The deduplication exercise from yesterday talked about how to deduplicate clean, easy-to-use data.  If you ever find data like that, please let me know.

In reality, there are always quirks in the data to work around.  Here’s how to solve a few of them.

The middle name conundrum.  There is no good way to deal with middle names in a database, because the way people use them is non-standard.  For some people, a middle name is never used and sometimes a throwback to a bygone ancestor (e.g. ,Ronald Bilius Weasley).  For some, it is an integral part of the first name (e.g. Mary Kate and Ashley Olson; that is just one long name, right?).  Others skip right over the first name and go right to the middle (e.g., F. Murray Abraham).  This is why a good database will have a salutations field you can fill in, so your letters go to Ron, Mary Kate, and Murray, and not Ronald, Mary, and F.

This, however, makes deduplication a bear.  You want to preserve the original first name, but need to manipulate the data:

1. Insert two columns next to your first name row (more if you think people will have three or more names in the first name field)
2. Copy (Ctrl + C) the first name column into the first empty column.
3. Highlight the column and go to Data > Text to Columns
4. Choose Delimited and hit Next
5. Choose Space and hit Finish

This separates the names into separate columns.  Dedup as normal based on these fake name columns, then delete these columns and you have clean(er) data.

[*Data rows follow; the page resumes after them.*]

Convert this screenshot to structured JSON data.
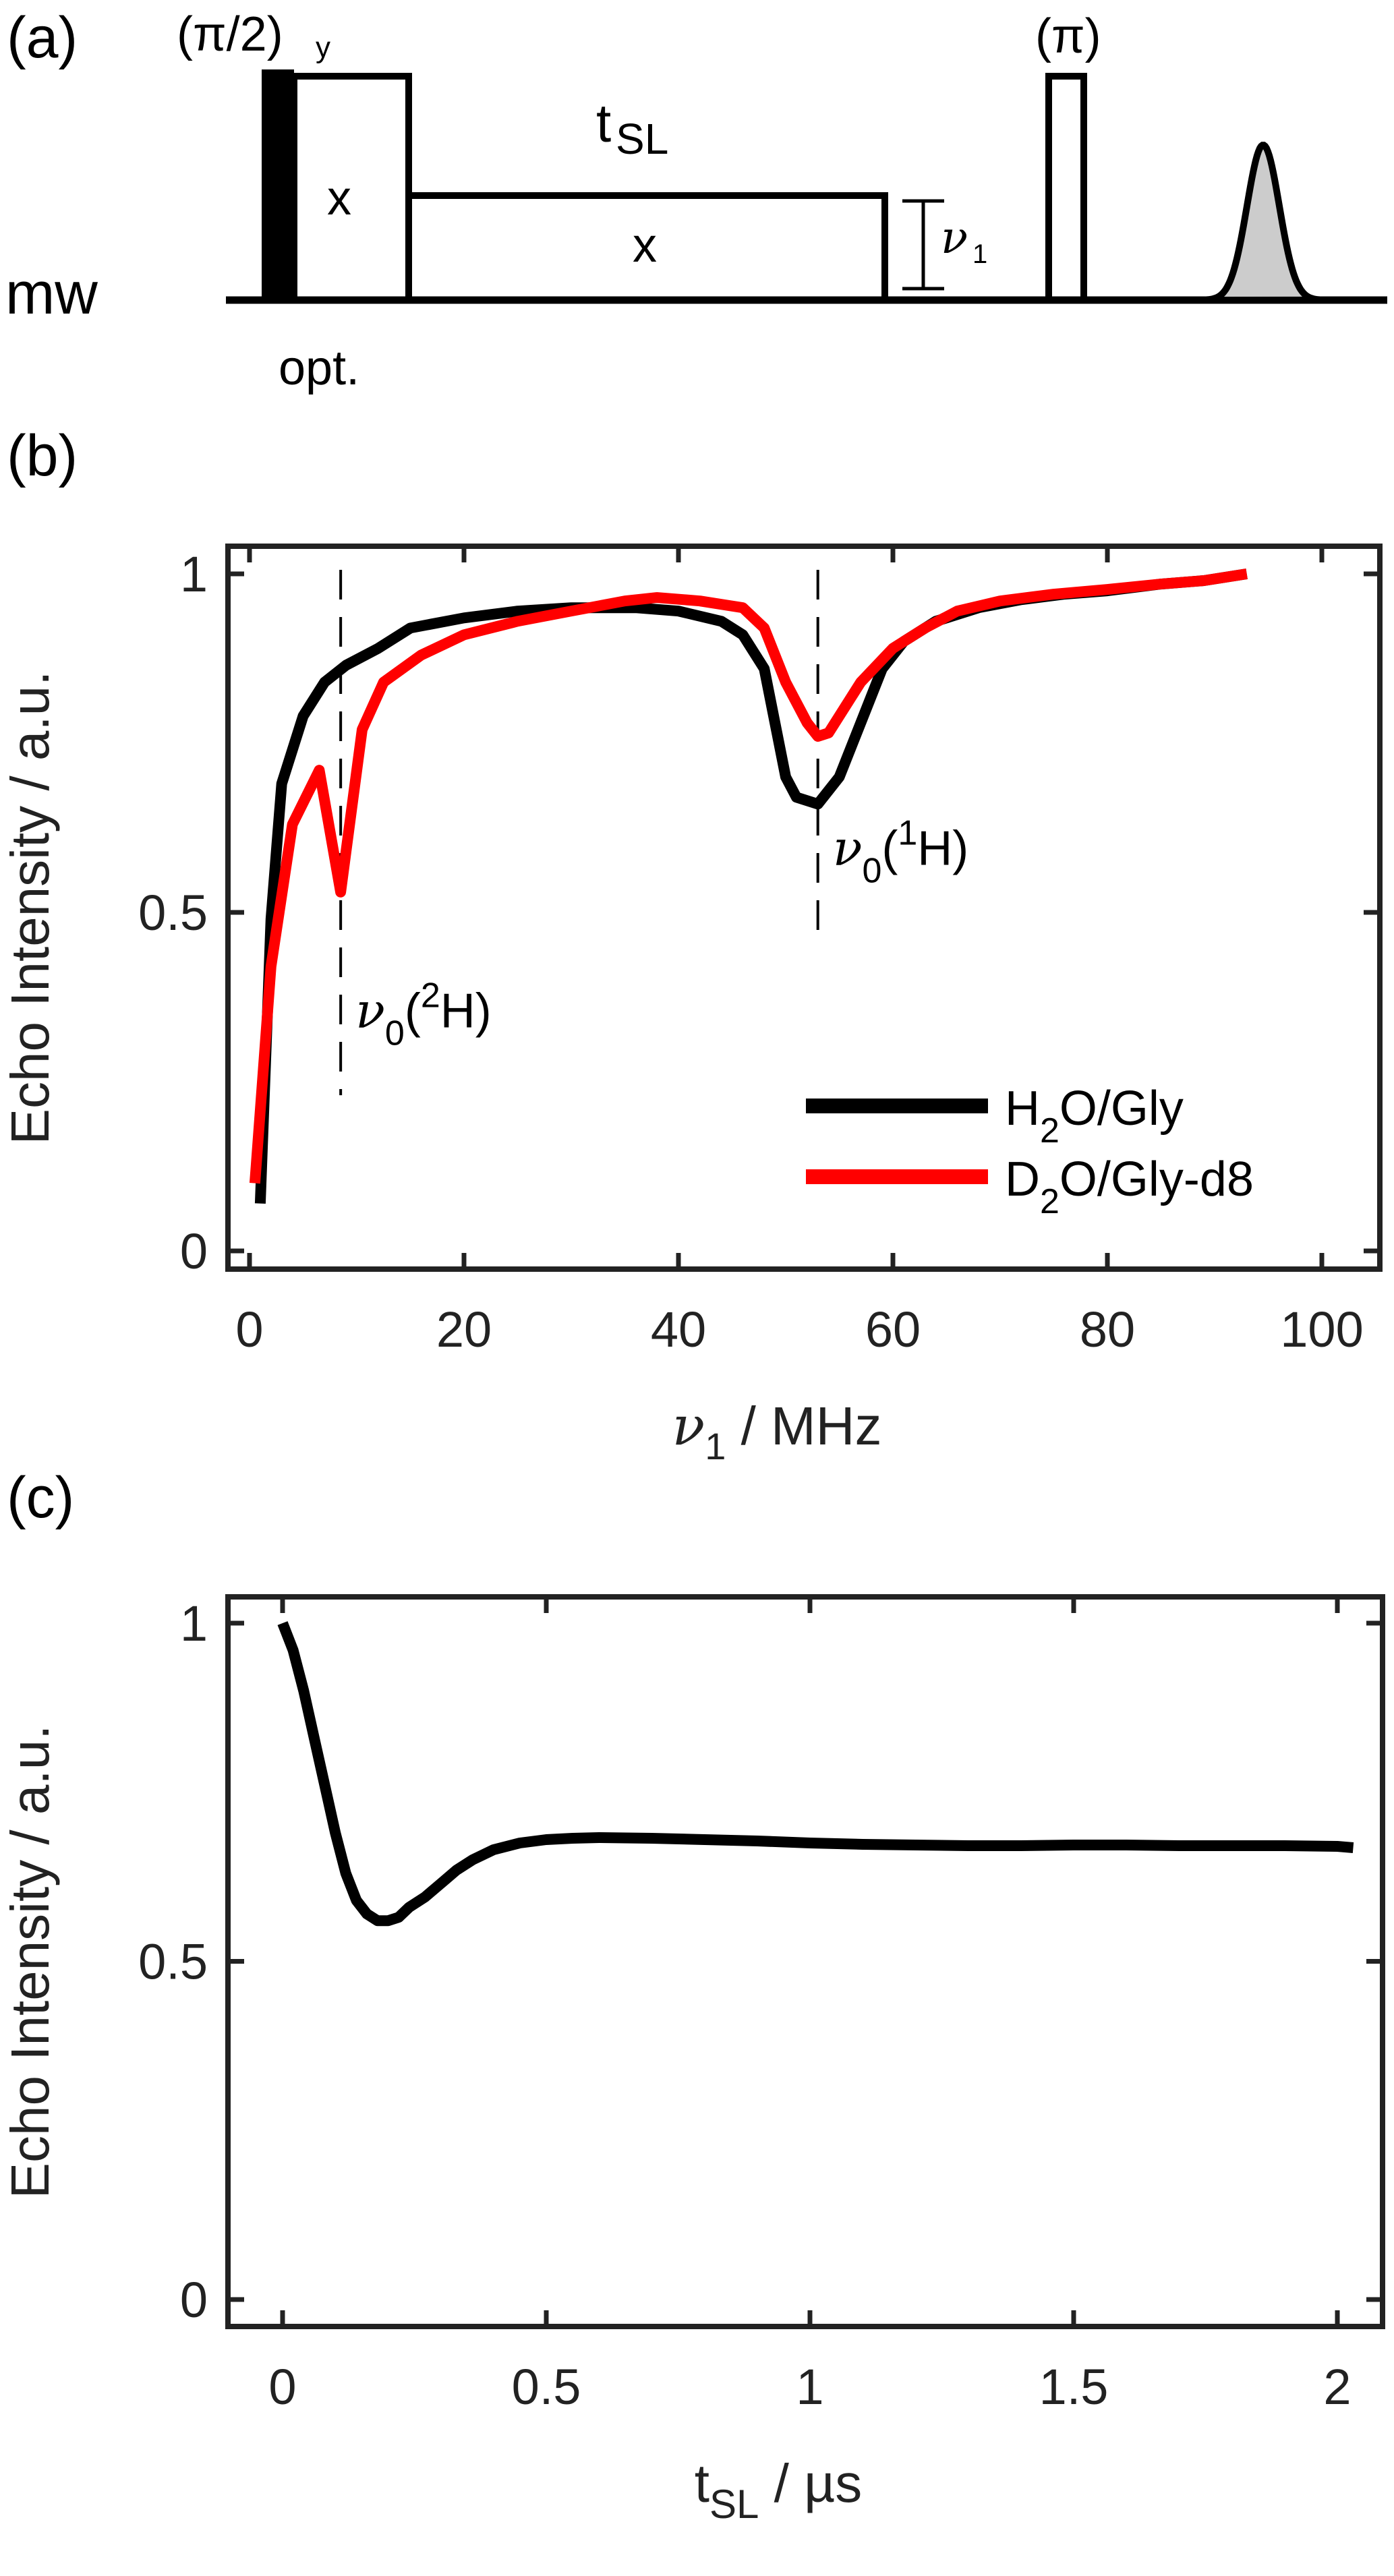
{
  "figure": {
    "panel_labels": [
      "(a)",
      "(b)",
      "(c)"
    ]
  },
  "pulse_sequence": {
    "channel_label": "mw",
    "first_pulse_label_main": "(π/2)",
    "first_pulse_label_sub": "y",
    "first_pulse_phase": "x",
    "first_pulse_note": "opt.",
    "spinlock_label_main": "t",
    "spinlock_label_sub": "SL",
    "spinlock_phase": "x",
    "amplitude_label_main": "ν",
    "amplitude_label_sub": "1",
    "pi_pulse_label": "(π)",
    "echo_fill_color": "#cccccc"
  },
  "chart_data": [
    {
      "panel": "(b)",
      "type": "line",
      "title": "",
      "xlabel": "ν1 / MHz",
      "xlabel_parts": {
        "symbol": "ν",
        "sub": "1",
        "rest": " / MHz"
      },
      "ylabel": "Echo Intensity / a.u.",
      "xlim": [
        -1,
        104
      ],
      "ylim": [
        -0.03,
        1.07
      ],
      "xticks": [
        0,
        20,
        40,
        60,
        80,
        100
      ],
      "xtick_labels": [
        "0",
        "20",
        "40",
        "60",
        "80",
        "100"
      ],
      "yticks": [
        0,
        0.5,
        1
      ],
      "ytick_labels": [
        "0",
        "0.5",
        "1"
      ],
      "grid": false,
      "legend_position": "lower-right",
      "series": [
        {
          "name": "H2O/Gly",
          "legend_main": "H",
          "legend_sub": "2",
          "legend_rest": "O/Gly",
          "color": "#000000",
          "x": [
            1,
            2,
            3,
            5,
            7,
            9,
            12,
            15,
            20,
            25,
            30,
            36,
            40,
            44,
            46,
            48,
            50,
            51,
            53,
            55,
            57,
            59,
            61,
            64,
            68,
            72,
            76,
            80,
            85,
            89,
            93
          ],
          "y": [
            0.07,
            0.49,
            0.69,
            0.79,
            0.84,
            0.865,
            0.89,
            0.92,
            0.935,
            0.945,
            0.95,
            0.95,
            0.945,
            0.93,
            0.91,
            0.86,
            0.7,
            0.67,
            0.66,
            0.7,
            0.78,
            0.86,
            0.9,
            0.93,
            0.95,
            0.962,
            0.97,
            0.975,
            0.985,
            0.99,
            1.0
          ]
        },
        {
          "name": "D2O/Gly-d8",
          "legend_main": "D",
          "legend_sub": "2",
          "legend_rest": "O/Gly-d8",
          "color": "#ff0000",
          "x": [
            0.5,
            2,
            4,
            6.5,
            8.5,
            10.5,
            12.5,
            16,
            20,
            25,
            30,
            35,
            38,
            42,
            46,
            48,
            50,
            52,
            53,
            54,
            57,
            60,
            63,
            66,
            70,
            75,
            80,
            85,
            89,
            93
          ],
          "y": [
            0.1,
            0.42,
            0.63,
            0.71,
            0.53,
            0.77,
            0.84,
            0.88,
            0.91,
            0.93,
            0.945,
            0.96,
            0.965,
            0.96,
            0.95,
            0.92,
            0.84,
            0.78,
            0.76,
            0.765,
            0.84,
            0.89,
            0.92,
            0.945,
            0.96,
            0.97,
            0.977,
            0.985,
            0.99,
            1.0
          ]
        }
      ],
      "annotations": [
        {
          "x": 8.5,
          "label_symbol": "ν",
          "label_sub": "0",
          "label_open": "(",
          "label_sup": "2",
          "label_rest": "H)",
          "label_y": 0.33
        },
        {
          "x": 53,
          "label_symbol": "ν",
          "label_sub": "0",
          "label_open": "(",
          "label_sup": "1",
          "label_rest": "H)",
          "label_y": 0.57
        }
      ]
    },
    {
      "panel": "(c)",
      "type": "line",
      "title": "",
      "xlabel": "tSL / µs",
      "xlabel_parts": {
        "main": "t",
        "sub": "SL",
        "rest": " / µs"
      },
      "ylabel": "Echo Intensity / a.u.",
      "xlim": [
        -0.1,
        2.1
      ],
      "ylim": [
        -0.03,
        1.05
      ],
      "xticks": [
        0,
        0.5,
        1,
        1.5,
        2
      ],
      "xtick_labels": [
        "0",
        "0.5",
        "1",
        "1.5",
        "2"
      ],
      "yticks": [
        0,
        0.5,
        1
      ],
      "ytick_labels": [
        "0",
        "0.5",
        "1"
      ],
      "grid": false,
      "series": [
        {
          "name": "echo",
          "color": "#000000",
          "x": [
            0,
            0.02,
            0.04,
            0.06,
            0.08,
            0.1,
            0.12,
            0.14,
            0.16,
            0.18,
            0.2,
            0.22,
            0.24,
            0.27,
            0.3,
            0.33,
            0.36,
            0.4,
            0.45,
            0.5,
            0.55,
            0.6,
            0.7,
            0.8,
            0.9,
            1.0,
            1.1,
            1.2,
            1.3,
            1.4,
            1.5,
            1.6,
            1.7,
            1.8,
            1.9,
            2.0,
            2.03
          ],
          "y": [
            1.0,
            0.96,
            0.9,
            0.83,
            0.76,
            0.69,
            0.63,
            0.59,
            0.57,
            0.56,
            0.56,
            0.565,
            0.58,
            0.595,
            0.615,
            0.635,
            0.65,
            0.665,
            0.675,
            0.68,
            0.682,
            0.683,
            0.682,
            0.68,
            0.678,
            0.675,
            0.673,
            0.672,
            0.671,
            0.671,
            0.672,
            0.672,
            0.671,
            0.671,
            0.671,
            0.67,
            0.668
          ]
        }
      ]
    }
  ]
}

Forms of names. An automated system won’t be able to tell you that Robert and Bob are the same person, but you can figure out close matches of names like Robert and Rob.  The trick here is when you deduplicate for first name to put

=LEFT(A2,3)=LEFT(A3,3)

=A2=A3

This compares the three first letters of cell A2 to the first three letters of cell A3.  This solves your Rob/Robert’s and Nick/Nicholas’s of the world.  If you want to be a little less restrictive, you can do two instead of three and solve for your Nicole/Nikki’s and your Jo/Joanne’s.

This handy trick also works well for addresses.  Generally if the first 4-5 digits of the address are the same, they are close enough for government work (but still catches them if someone put Rd instead of Dr).